Keywords: Alzheimer’s disease, dementia, adiposity, overweight, obese, body weight
Introduction
Alzheimer’s disease (AD) is the most common form of dementia, accounting for between 70% to over 90% of all cases(1), and its prevalence is expected to quadruple by the year 2047 in the United States (2). As much as 50% of the population aged 85 years and older, the fastest growing segment of the population, may have AD (3). The risk factors for ADcan be classified as genetic and non-genetic. Three genes have been identified in familial early onset AD, Amyloid Precursor Protein (APP), Presenilin 1, and Presenilin 2 (4). These genes affect less than 5% of cases of AD, have full penetrance and expressivity, and usually affect persons in middle age (5). This review will address risk factors for late onset AD. Robust risk factors that have been identified for late onset AD include older age, lower education, and the APOE-ε4 allele(5). Importantly, APOEε4 has been found to modulate the effect of other putative risk factors (6), such as diabetes and hyperinsulinemia (7, 8). It is thought that the main culprit in AD is the accumulation of amyloid β in the brain, resulting in synapse disruption and neuronal destruction (4, 9). Thus, putative treatments or prevention measures for AD must target the deposition of Aβ and have the potential of preventing or delaying the onset of disease, not just symptoms (10). There are no established preventive or curative measures for AD. Thus, there is an intense search for modifiable risk factors. High adiposity is an established modifiable risk factor for several diseases(11) and has gathered interest as a risk factor for AD. This manuscript is a brief review of the evidence linking adiposity to AD.

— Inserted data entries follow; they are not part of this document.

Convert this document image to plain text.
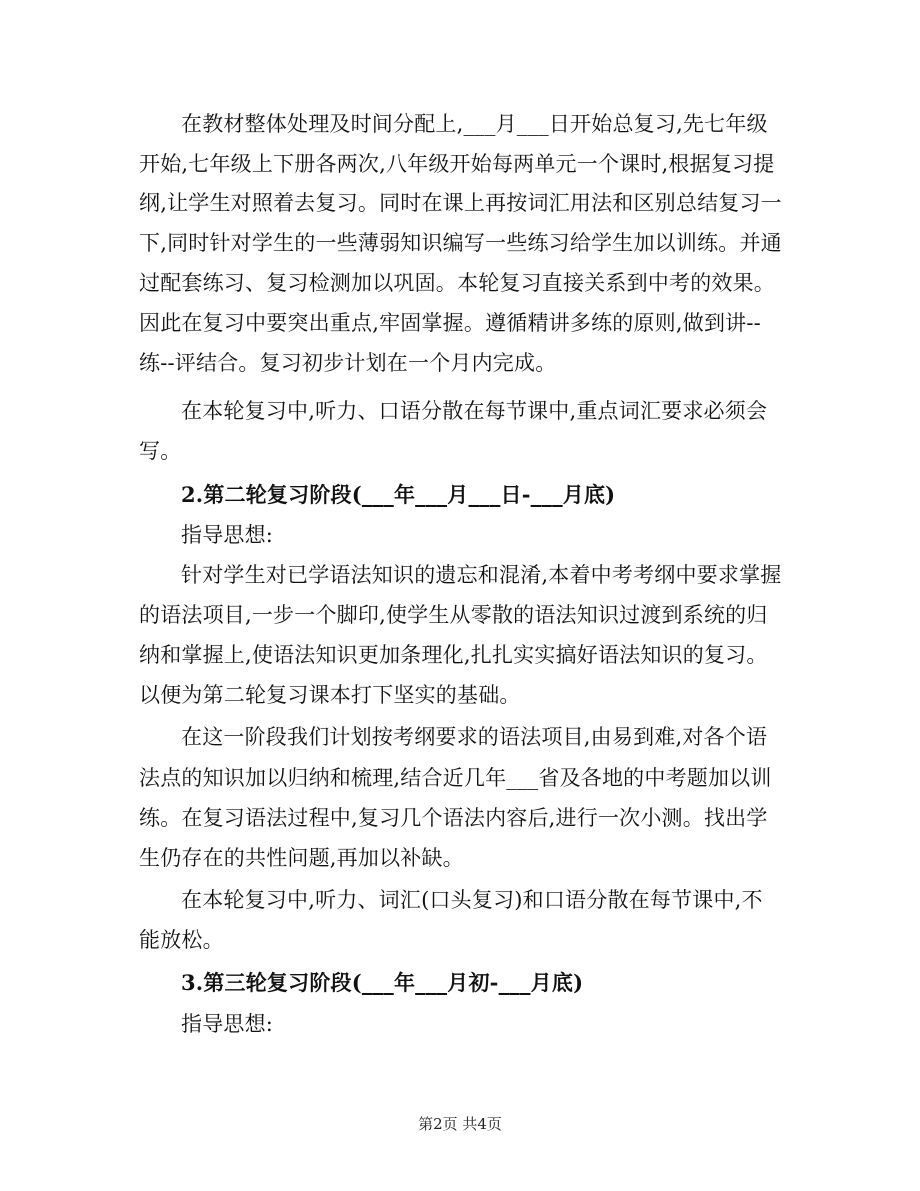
在教材整体处理及时间分配上,___月___日开始总复习,先七年级
开始,七年级上下册各两次,八年级开始每两单元一个课时,根据复习提
纲,让学生对照着去复习。同时在课上再按词汇用法和区别总结复习一
下,同时针对学生的一些薄弱知识编写一些练习给学生加以训练。并通
过配套练习、复习检测加以巩固。本轮复习直接关系到中考的效果。
因此在复习中要突出重点,牢固掌握。遵循精讲多练的原则,做到讲--
练--评结合。复习初步计划在一个月内完成。
在本轮复习中,听力、口语分散在每节课中,重点词汇要求必须会
写。
2.第二轮复习阶段(___年___月___日-___月底)
指导思想:
针对学生对已学语法知识的遗忘和混淆,本着中考考纲中要求掌握
的语法项目,一步一个脚印,使学生从零散的语法知识过渡到系统的归
纳和掌握上,使语法知识更加条理化,扎扎实实搞好语法知识的复习。
以便为第二轮复习课本打下坚实的基础。
在这一阶段我们计划按考纲要求的语法项目,由易到难,对各个语
法点的知识加以归纳和梳理,结合近几年___省及各地的中考题加以训
练。在复习语法过程中,复习几个语法内容后,进行一次小测。找出学
生仍存在的共性问题,再加以补缺。
在本轮复习中,听力、词汇(口头复习)和口语分散在每节课中,不
能放松。
3.第三轮复习阶段(___年___月初-___月底)
指导思想:
第2页 共4页
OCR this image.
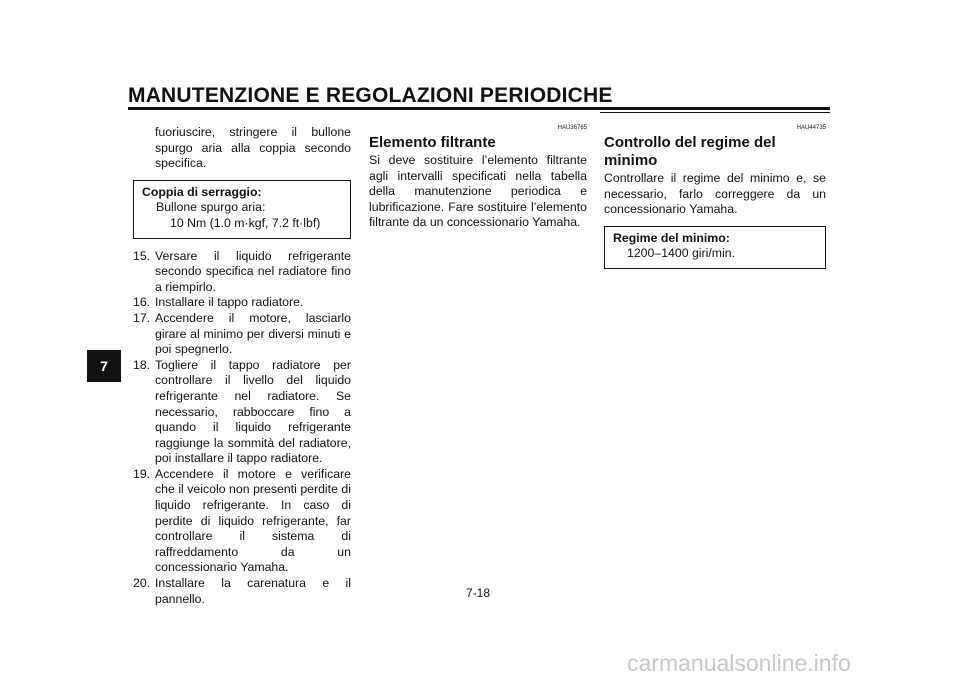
MANUTENZIONE E REGOLAZIONI PERIODICHE
7

fuoriuscire, stringere il bullone spurgo aria alla coppia secondo specifica.

Coppia di serraggio:
Bullone spurgo aria:
10 Nm (1.0 m·kgf, 7.2 ft·lbf)
15. Versare il liquido refrigerante secondo specifica nel radiatore fino a riempirlo.
16. Installare il tappo radiatore.
17. Accendere il motore, lasciarlo girare al minimo per diversi minuti e poi spegnerlo.
18. Togliere il tappo radiatore per controllare il livello del liquido refrigerante nel radiatore. Se necessario, rabboccare fino a quando il liquido refrigerante raggiunge la sommità del radiatore, poi installare il tappo radiatore.
19. Accendere il motore e verificare che il veicolo non presenti perdite di liquido refrigerante. In caso di perdite di liquido refrigerante, far controllare il sistema di raffreddamento da un concessionario Yamaha.
20. Installare la carenatura e il pannello.
HAU36765
Elemento filtrante

Si deve sostituire l’elemento filtrante agli intervalli specificati nella tabella della manutenzione periodica e lubrificazione. Fare sostituire l’elemento filtrante da un concessionario Yamaha.

HAU44735
Controllo del regime del minimo

Controllare il regime del minimo e, se necessario, farlo correggere da un concessionario Yamaha.

Regime del minimo:
1200–1400 giri/min.
7-18
carmanualsonline.info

Definition and burden of adiposity
Adiposity refers to the amount of adipose (fat) tissue in the body (12). Some refer to adiposity as “fatness”, overweight, or obesity. Adiposity is a continuum, the normal or ideal threshold of adiposity is not clear, and is affected by factors such as age, sex and ethnic group. In general, as adiposity increases it is associated with higher risk of insulin resistance, diabetes, hypertension, dyslipidemia, cardiovascular disease, degenerative joint disease, cancer, and respiratory diseases (11, 13). Definitions of a high level of adiposity have been devised using simple anthropometric measures and in relationship with adverse outcomes(14). Anthropometric measures(15) such as body weight and height are used to calculate body mass index (BMI), which is defined as weight in kilograms divided by height in meters squared (kg/m2). A BMI of 25 – 29.9 kg/m2 is considered overweight, and BMI≥ 30 kg/m2, obese(16). BMI is strongly correlated with total body fat tissue and is a good indirect measure of adiposity (11), although this correlation decreases in older age (17). Thus, there is controversy over whether BMI cutoffs used for adults should be used in the elderly(18).
Another commonly used measure of adiposity is waist circumference (WC). WC is meant to measure the accumulation of adipose tissue in the abdomen, the largest depot of adipose tissue in some individuals, particularly as they age. WC is thus, perhaps, a better marker of potential adverse metabolic effects of high adiposity compared to BMI (15, 19). Elevated WC is also related to a higher risk of diabetes, hypertension, dyslipidemia, and heart disease. Most studies show that it is a better predictor of adverse cardiovascular outcomes compared to BMI (20), and have therefore advocated its use as the best measure of the detrimental effects of adiposity (15). A commonly used cutoff to define elevated waist circumference is 102 cm for men and 88 cm for women (20). Other less frequently used anthropologic measures of adiposity include skinfolds and waist to hip ratio (15).
There is a concerning epidemic of high adiposity in the world (21). With the aging of the population and greater longevity, the long term consequences of these conditions are serious and burdensome. Overweight (BMI ≥ 25) and obesity (BMI≥ 30) (22) and elevated waist circumference(23) are increasing in adults in the United States. More concerning, these trends are also observed in children and adolescents (24). Two-thirds of the United States population are overweight or obese (24).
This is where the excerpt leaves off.